The addition of Beckham’s Inter Miami and Nashville expands MLS’s membership to 26 clubs for the 2020 season. Austin and Charlotte are in line to join next year with St Louis and Sacramento to be added for the 2022 campaign.

MLS commissioner Don Garber said the league remains in contact with Detroit, Las Vegas, Phoenix and San Diego. There are no current plans to expand beyond a 30-team league, but Beckham did address the prospect of a multi-league structure including promotion and relegation down the road.

“That’s one thing that I’ve thankfully never experienced, being relegated,” Beckham said. “Luckily, I was always fighting to win leagues and to win championships. But it’s something that I’ve been used to, over the years, being part of leagues where there is a relegation system. It makes it exciting. But when you’re talking about a league that’s only been around for 25 years, there needs to be a real stability in the league before you get to that point.”

He added: “I think the fact that we’re at a stage now where there will be more franchises and more teams coming into this league, more stadiums are being built specifically for the game, that’s a great place to be in. Who knows what happens in the future. But we’re excited about what’s happening right now.”

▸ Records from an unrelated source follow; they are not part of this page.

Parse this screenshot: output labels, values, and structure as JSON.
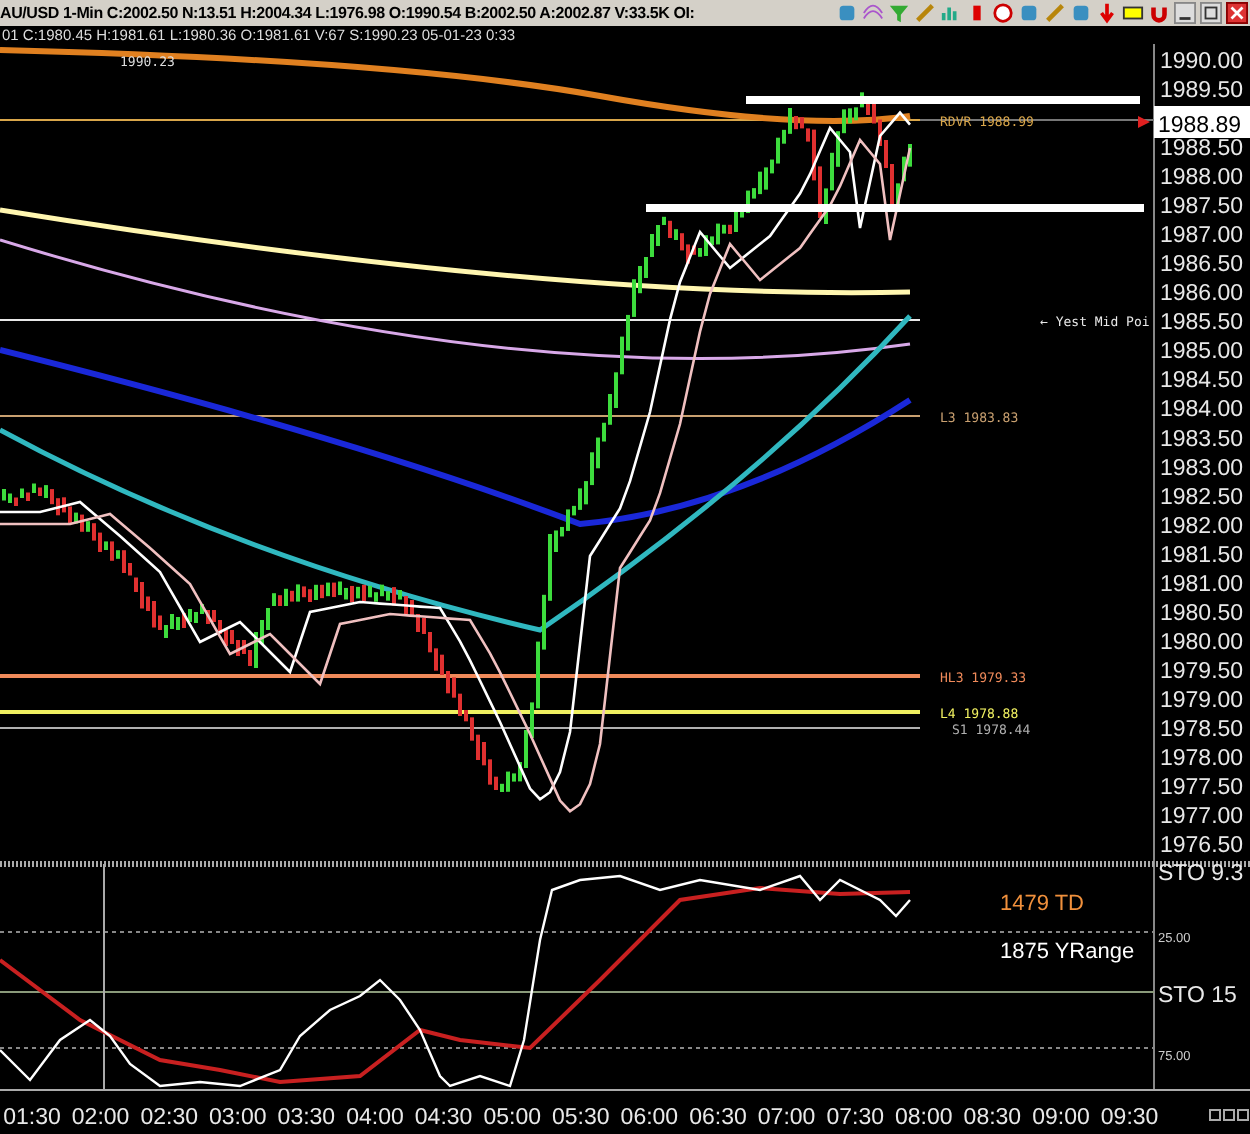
{
  "toolbar": {
    "quote": "AU/USD  1-Min  C:2002.50  N:13.51  H:2004.34  L:1976.98  O:1990.54  B:2002.50  A:2002.87  V:33.5K  OI:"
  },
  "info_line": "01  C:1980.45  H:1981.61  L:1980.36  O:1981.61  V:67  S:1990.23  05-01-23  0:33",
  "price_chart": {
    "note": "1990.23",
    "price_axis": [
      "1990.00",
      "1989.50",
      "1988.50",
      "1988.00",
      "1987.50",
      "1987.00",
      "1986.50",
      "1986.00",
      "1985.50",
      "1985.00",
      "1984.50",
      "1984.00",
      "1983.50",
      "1983.00",
      "1982.50",
      "1982.00",
      "1981.50",
      "1981.00",
      "1980.50",
      "1980.00",
      "1979.50",
      "1979.00",
      "1978.50",
      "1978.00",
      "1977.50",
      "1977.00",
      "1976.50"
    ],
    "current_price": "1988.89",
    "levels": [
      {
        "label": "RDVR 1988.99",
        "color": "#d9a64a"
      },
      {
        "label": "← Yest Mid Poi",
        "color": "#e8e8e8"
      },
      {
        "label": "L3 1983.83",
        "color": "#c9a070"
      },
      {
        "label": "HL3 1979.33",
        "color": "#f08a5a"
      },
      {
        "label": "L4 1978.88",
        "color": "#f0f060"
      },
      {
        "label": "S1 1978.44",
        "color": "#b0b0b0"
      }
    ]
  },
  "oscillator": {
    "axis": [
      "STO 9.3",
      "25.00",
      "STO 15",
      "75.00"
    ],
    "readings": [
      {
        "text": "1479 TD",
        "color": "#f0903c"
      },
      {
        "text": "1875 YRange",
        "color": "#ffffff"
      }
    ]
  },
  "time_axis": [
    "01:30",
    "02:00",
    "02:30",
    "03:00",
    "03:30",
    "04:00",
    "04:30",
    "05:00",
    "05:30",
    "06:00",
    "06:30",
    "07:00",
    "07:30",
    "08:00",
    "08:30",
    "09:00",
    "09:30"
  ]
}
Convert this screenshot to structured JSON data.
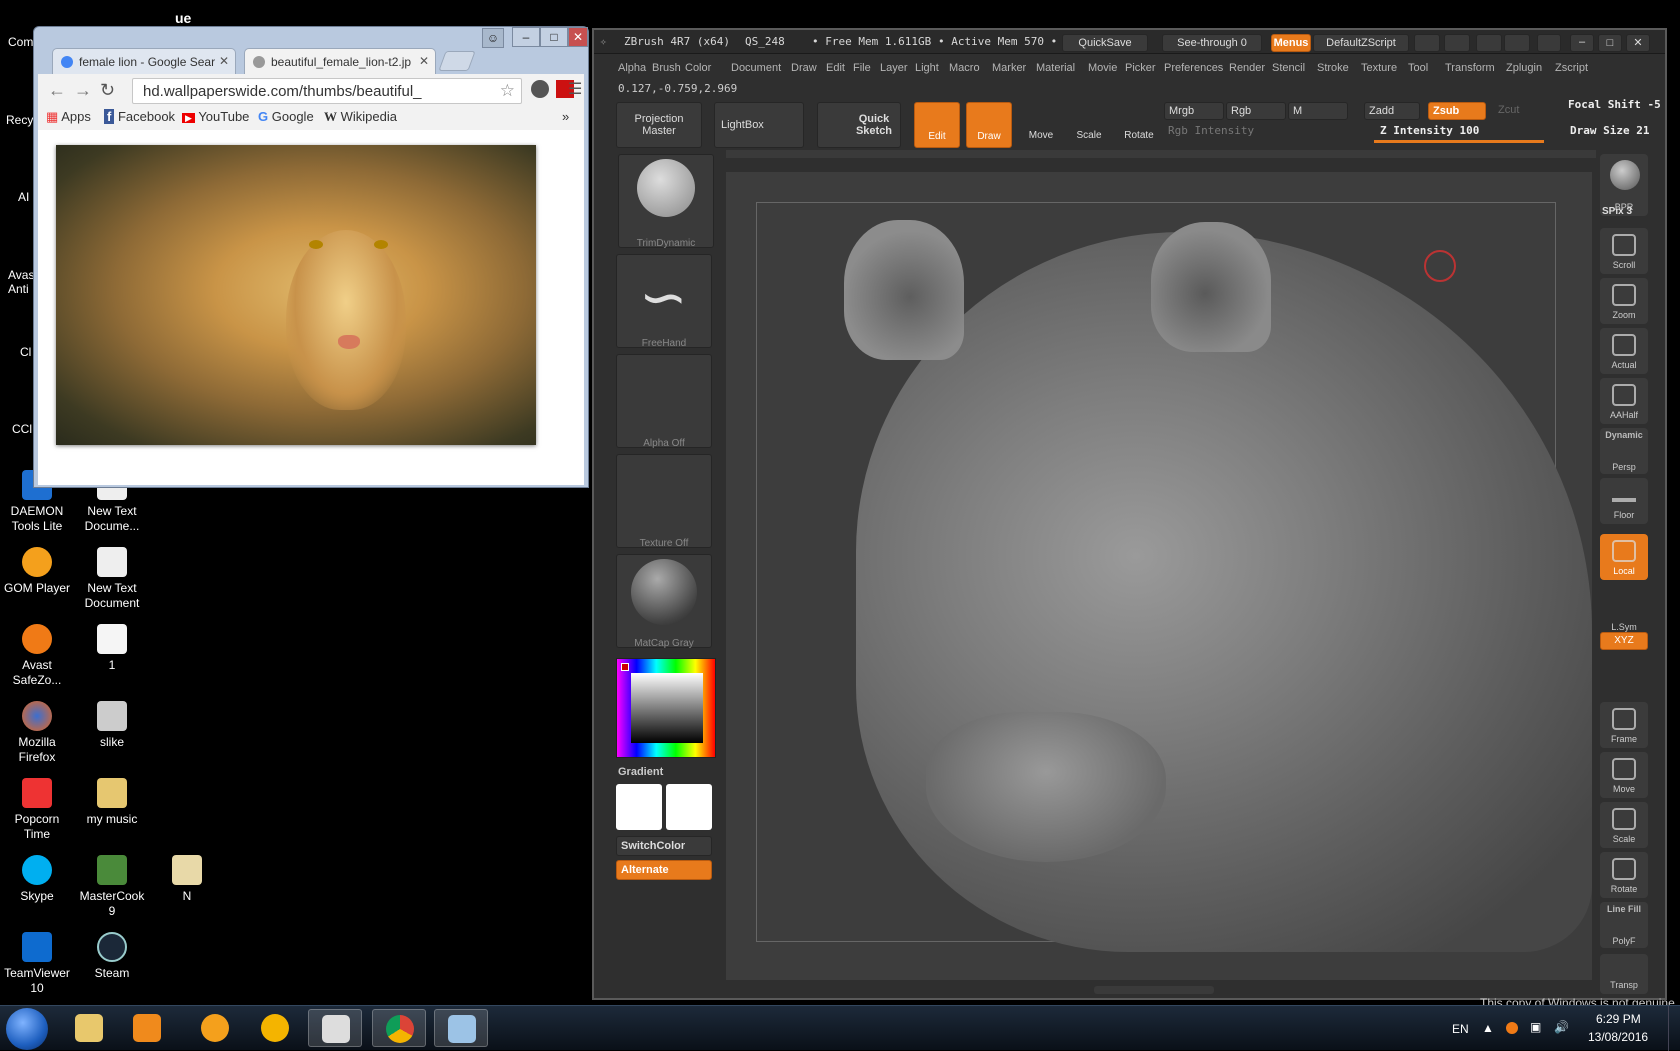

Beckham’s long-deferred Miami dream, only days from taking flight, has received one final boost with the addition of Mexican national team star Rodolfo Pizarro on a reported $12m transfer from Monterrey, which has only added to the buzz on the final run-up.

“We’re very excited to have a talented young player in the prime of his career playing in our team,” Beckham said. “But we still want to continue to grow this club and grow this team. That’s one thing that I learned from Sir Alex Ferguson: it’s not sometimes all about bringing the biggest names, the biggest players to a club. They have to be the right players. They have to be the right players that fit into our culture, that fit into our team and integrate within the team that we’ve created already.

“We feel that we are creating attention for this club globally and that’s what we’re excited about. To be statistically one of the most talked about clubs in football at the moment, without even kicking a football, that’s something that we’re very proud of.”